Sub-agents: Mellum2 can be used for agent subtasks such as planning, validation, transformation, and context preparation, reducing the need to invoke larger models for intermediate operations. 子智能体: Mellum2 可用于规划、验证、转换和上下文准备等智能体子任务,减少了在中间操作中调用大型模型的必要。
Private deployment: Because Mellum2 is open and efficient to serve, it can be deployed in self-hosted environments involving proprietary code or internal data. 私有化部署: 由于 Mellum2 是开源且易于服务的,它可以部署在涉及专有代码或内部数据的自托管环境中。
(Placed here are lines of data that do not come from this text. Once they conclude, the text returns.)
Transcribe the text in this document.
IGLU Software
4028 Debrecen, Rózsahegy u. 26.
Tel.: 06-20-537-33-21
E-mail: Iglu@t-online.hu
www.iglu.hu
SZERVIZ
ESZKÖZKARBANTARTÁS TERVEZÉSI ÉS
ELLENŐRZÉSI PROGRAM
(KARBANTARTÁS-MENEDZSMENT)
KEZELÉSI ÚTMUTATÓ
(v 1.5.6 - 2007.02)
Why well-scoped models matter
为什么“定位明确”的模型很重要
As AI systems mature, the most effective architectures are becoming less monolithic. A single frontier model can be powerful, but production systems often need several specialized components working together: retrievers, routers, code-aware models, validators, tool callers, and larger reasoning models. We think of Mellum2 as a “focal” model: a fast, well-scoped model optimized for high-frequency tasks inside larger AI systems. The goal is not to replace every model in the stack. The goal is to make the stack faster, cheaper, and easier to control. 随着 AI 系统的成熟,最有效的架构正变得不再那么单一。单一的前沿模型固然强大,但生产系统通常需要多个专业组件协同工作:检索器、路由器、代码感知模型、验证器、工具调用器以及更大的推理模型。我们将 Mellum2 视为一个“焦点”模型:一个快速、定位明确的模型,专门针对大型 AI 系统内的高频任务进行了优化。我们的目标不是取代技术栈中的每一个模型,而是让整个技术栈运行得更快、成本更低、更易于控制。
Getting started with Mellum2
如何开始使用 Mellum2
If you are building AI systems for software engineering – inside an IDE, in a RAG pipeline, as part of an agent workflow, or on private infrastructure – Mellum2 is ready to try. 如果您正在构建软件工程相关的 AI 系统——无论是集成在 IDE 中、用于 RAG 流水线、作为智能体工作流的一部分,还是部署在私有基础设施上——Mellum2 都已准备好供您尝试。